Pemuda Gorontalo Gemar Medsos Dibanding Jadi Petani

Kamis, 12 Oktober 2017, 00:21 WIB

Idah Syahidah Rusli Habibie dalam sebuah kesempatan menemani suaminya Gubernur Gorontalo Rusli Habibie, melakukan silaturahmi dengan masyarakat dan mengingatkan tentang pentingnya dunia pertanian

AGRONET – Dalam dialog interaktif di Narcaffe Kota Gorontalo, Sabtu (7/1), Idah Syahidah Rusli Habibie mengatakan dunia pertanian sangat kurang diminati oleh kaum muda. Dialog diselenggarakan oleh Radio Suara Rakyat Hulondalo. Idah, saat itu ditemani Koordinator GEMPITA wilayah Gorontalo Dahlan Usman, menjadi narasumber. Alasan kurangnya diminati dunia pertanian oleh kaum muda, menurut isteri Gubernur Gorontalo Rusli Habibie itu adalah karena faktor gengsi.

”Mereka enggan untuk menyentuh tanah. Enggan dalam keadaan becek atau kotor. Tapi kalau tidak dilakukan regenerasi maka di tahun ke tahun yang akan datang kita akan kehilangan para penggarap. Ini disebabkan ketidakmampuan para petani yang sudah tua renta untuk menggarap sawah dan perkebunan,” jelas Idah.

Masih menurutnya, Gempita yang dibentuk oleh Kementerian Pertanian, memiliki peran besar dalam melahirkan generasi petani. Regenerasi juga akan membantu pemerintah mengurangi kemiskinan. “Bukan pekerjaan mudah untuk mengajak pemuda mau bercocok tanam atau bertani. Apalagi di zaman yang semakin modern seperti sekarang ini. Generasi muda sangat terpengaruhi oleh era informasi dan teknologi yang semakin canggih. Mereka terpengaruh oleh medsos, game online dan sejenisnya,” tambahnya.
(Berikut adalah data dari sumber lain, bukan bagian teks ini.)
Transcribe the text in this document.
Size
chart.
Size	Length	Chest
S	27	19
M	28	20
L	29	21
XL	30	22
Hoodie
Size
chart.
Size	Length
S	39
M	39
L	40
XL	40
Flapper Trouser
Idah yang juga Ketua Kwarda Gerakan Pramuka Provinsi Gorontalo, dalam setiap kegiatan kepramukaan, selalu mengajak pemuda untuk menanamkan Dasa Dharma di jiwa mereka sebagai norma yang mengatur kegiatan kepramukaan. “Salah satu dari 10 dharma adalah cinta alam dan kasih sayang sesama manusia. Di sini secara tersirat terdapat makna bahwa seorang pramuka juga bisa ikut berpartisipasi menjaga lingkungan dengan memanfaatkan lahan yang kosong untuk ditanami tanaman yang bermanfaat, salah satunya jagung,” jelasnya.

Di tengah dialog, Idah mengungkapkan rasa prihatinnya melihat banyak lahan-lahan kosong di Gorontalo yang kurang dimanfaatkan. ”Kalau ini terus dibiarkan dan tidak ada ketertarikan para pemuda untuk menggarapnya, bukan tidak mungkin petani dari luar daerah Gorontalo atau bahkan dari luar Indonesia akan mengambil alih menggarap tanah kosong,” ujarnya dengan nada prihatin.

Pada akhir dialog, perempuan murah senyum ini mengajak para pemuda untuk tidak ragu bertani dan memanfaatkan lahan yang kosong ditanami jagung. Idah menanamkan prinsip 3P: Pelajar, Petani, Pengusaha yang profesional. (Humas Prov. Gorontalo/111).